# Shed hunting



## getsome (Oct 14, 2013)

Anybody have their Vs hunting for dropped deer or elk sheds?

I just realized this could be another hobby to have with the dog, and I got pretty excited about the possibilities for places it could take us.

~B


----------



## trevor1000 (Sep 20, 2013)

I was just 1/2 hour ago chatting about hunting and I had mentioned this spring I want to bring him to look for some shed's
I have never gone before
Yesterday I bought him an antler to chew on and he loves it.
So I'm curious as well if anyone has gone before.


----------



## Canadian Expy (Feb 27, 2013)

We plan and doing this with Aspen this spring. My parent's farm has a significant deer population and their lab used to retrieve antlers from the property frequently - we haven't had to buy Aspen an antler yet, they've all been free from the farm and he loves them. 
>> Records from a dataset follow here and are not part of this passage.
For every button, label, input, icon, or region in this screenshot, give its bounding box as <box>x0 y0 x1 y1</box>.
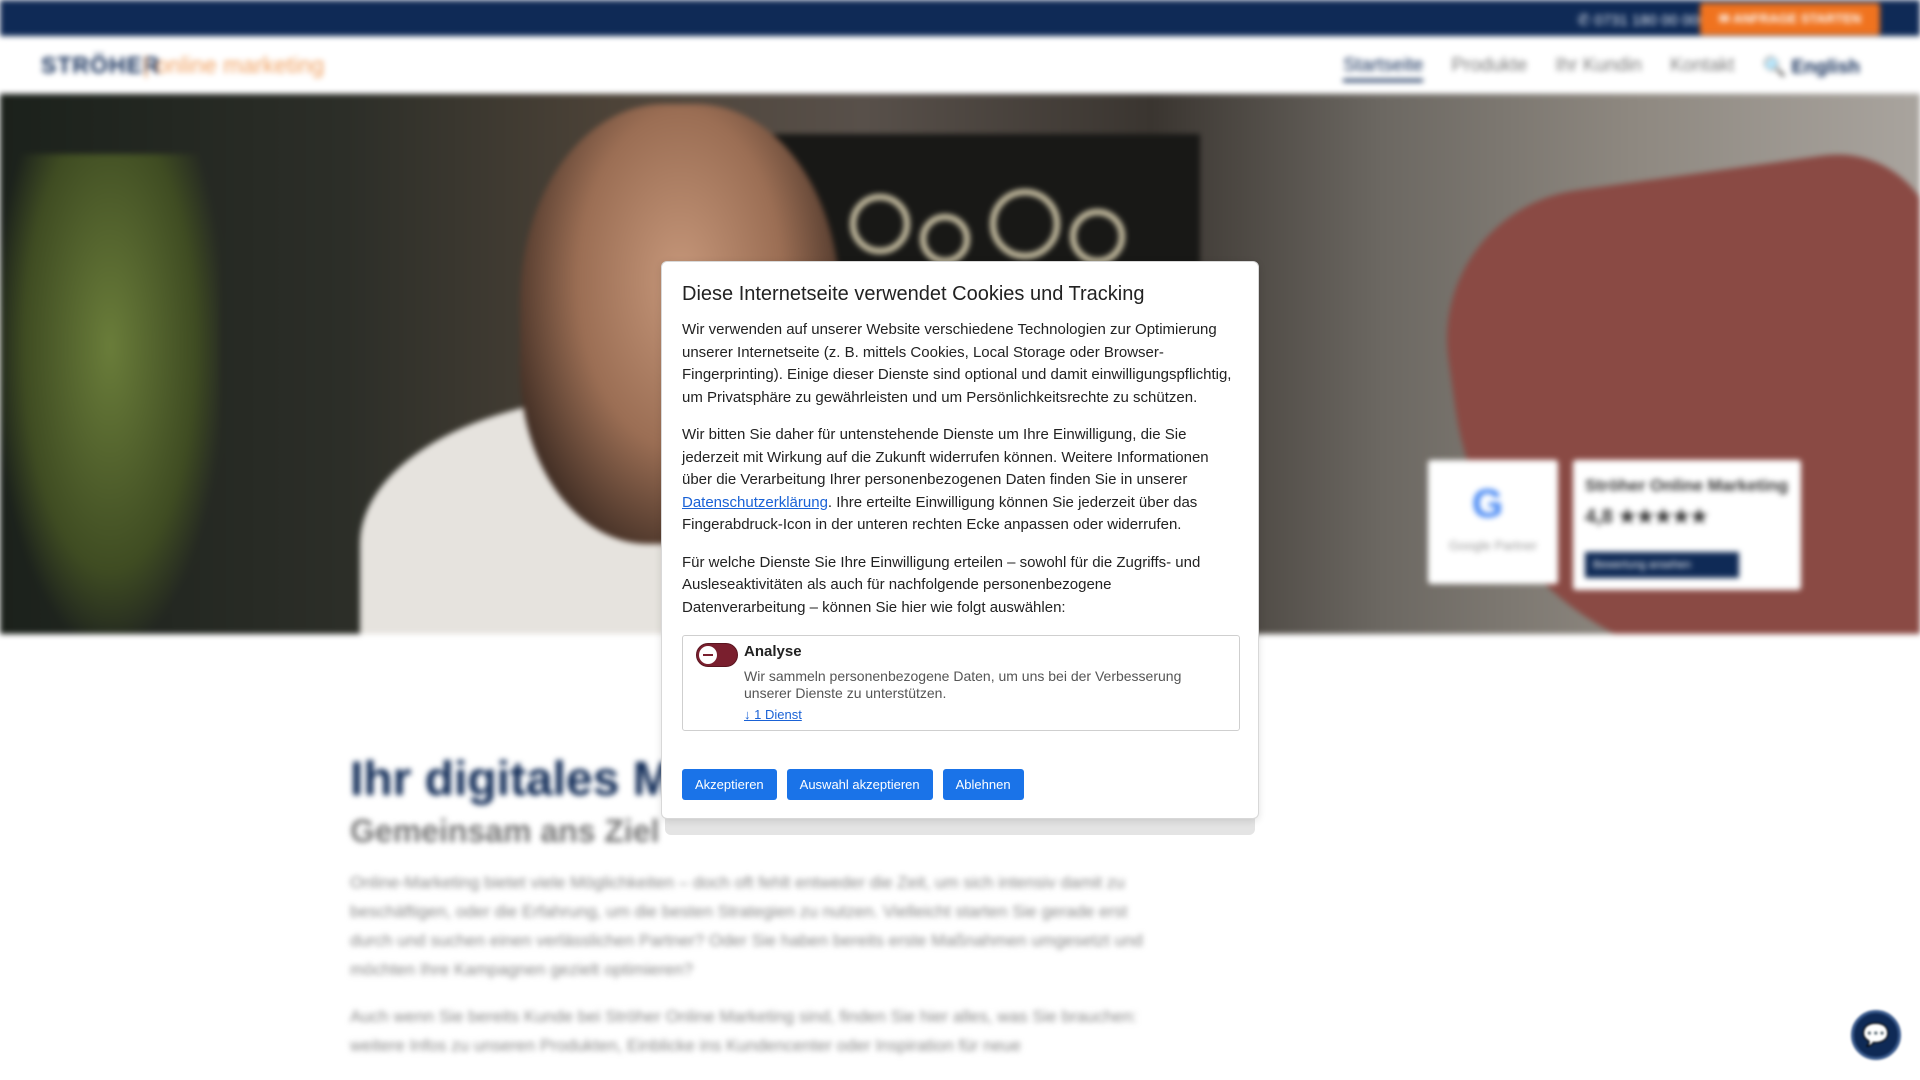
cookie-paragraph-1: Wir verwenden auf unserer Website versch… <box>682 321 1232 406</box>
decline-button[interactable]: Ablehnen <box>942 769 1024 800</box>
chat-button[interactable]: 💬 <box>1851 1010 1901 1060</box>
privacy-policy-link[interactable]: Datenschutzerklärung <box>682 494 828 511</box>
top-bar: ✆ 0731 180 00 000 ✉ ANFRAGE STARTEN <box>0 0 1920 36</box>
analytics-services-link[interactable]: ↓ 1 Dienst <box>744 707 802 722</box>
google-partner-label: Google Partner <box>1448 538 1538 553</box>
hero-decor-ring <box>850 194 910 254</box>
cookie-consent-dialog: Diese Internetseite verwendet Cookies un… <box>661 261 1259 819</box>
nav-item-kundin[interactable]: Ihr Kundin <box>1555 55 1642 82</box>
hero-decor-ring <box>990 189 1060 259</box>
cookie-dialog-title: Diese Internetseite verwendet Cookies un… <box>682 283 1145 305</box>
rating-widget: Ströher Online Marketing 4,8 ★★★★★ Bewer… <box>1573 460 1801 590</box>
hero-decor-ring <box>1070 209 1125 264</box>
language-switch[interactable]: 🔍 English <box>1762 55 1860 82</box>
rating-title: Ströher Online Marketing <box>1585 476 1789 495</box>
company-logo-subtitle: | online marketing <box>143 52 325 78</box>
accept-button[interactable]: Akzeptieren <box>682 769 777 800</box>
analytics-service-box: Analyse Wir sammeln personenbezogene Dat… <box>682 635 1240 731</box>
rating-button[interactable]: Bewertung ansehen <box>1585 552 1739 578</box>
analytics-toggle[interactable] <box>696 643 738 667</box>
hero-plant <box>0 154 220 634</box>
nav-item-kontakt[interactable]: Kontakt <box>1670 55 1734 82</box>
chat-icon: 💬 <box>1862 1022 1890 1047</box>
google-partner-badge[interactable]: G Google Partner <box>1428 460 1558 584</box>
cookie-paragraph-2: Wir bitten Sie daher für untenstehende D… <box>682 424 1238 537</box>
cookie-button-row: Akzeptieren Auswahl akzeptieren Ablehnen <box>682 769 1238 800</box>
toggle-knob-icon <box>699 646 717 664</box>
rating-stars: 4,8 ★★★★★ <box>1585 506 1709 528</box>
nav-menu: Startseite Produkte Ihr Kundin Kontakt 🔍… <box>1343 55 1860 82</box>
hero-decor-ring <box>920 214 970 264</box>
request-button[interactable]: ✉ ANFRAGE STARTEN <box>1700 3 1880 35</box>
nav-item-startseite[interactable]: Startseite <box>1343 55 1424 82</box>
intro-paragraph-1: Online-Marketing bietet viele Möglichkei… <box>350 873 1143 979</box>
accept-selection-button[interactable]: Auswahl akzeptieren <box>786 769 933 800</box>
google-icon: G <box>1472 482 1504 526</box>
phone-link[interactable]: ✆ 0731 180 00 000 <box>1578 11 1707 29</box>
main-navigation: STRÖHER | online marketing Startseite Pr… <box>0 38 1920 94</box>
analytics-description: Wir sammeln personenbezogene Daten, um u… <box>744 668 1182 701</box>
intro-paragraph-2: Auch wenn Sie bereits Kunde bei Ströher … <box>350 1007 1138 1055</box>
analytics-title: Analyse <box>744 643 802 660</box>
nav-item-produkte[interactable]: Produkte <box>1451 55 1527 82</box>
cookie-paragraph-3: Für welche Dienste Sie Ihre Einwilligung… <box>682 553 1201 616</box>
cookie-paragraph-2-text: Wir bitten Sie daher für untenstehende D… <box>682 426 1209 488</box>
We have been practicing having him find it, so we will see if he is successful come antler hunting season


----------



## getsome (Oct 14, 2013)

Awesome. From what I gather - been reading and watching many videos - this is one more great way to engage their senses and give them a "job." We can reward the good "work" with some traditional play. My only concern was about whether or not it could conflict with proper upland bird hunting training.
Also, 'tis the season, as deer shed from January to March. So for those of you who have access to land, and a willing retriever, the timing is about as good as it gets.
I just ordered a kit online that has a soft dummy shed to get started with. I hope my puppy will be as excited as I am to get into this. 
~B


----------



## R E McCraith (Nov 24, 2011)

Did the same With PIKE as Org trains - same thing dead bird find - antler find - the pup loves it - gives us both something to do in the spring - in the fall PIKE sometimes finds one when bird hunting - a great bonus !!!!!!


----------



## Ozkar (Jul 4, 2011)

Go one step better.............find them when they're still attached.......... Pup will love it....... 

As others have said, use a separate word.


----------



## getsome (Oct 14, 2013)

He's enjoying this! We have only done a couple retrieves of the shed dummy a couple times a week, both inside and outside. I think this keeps him excited about it and wanting more. Need to move onto next steps with scenting and such though.

~B


----------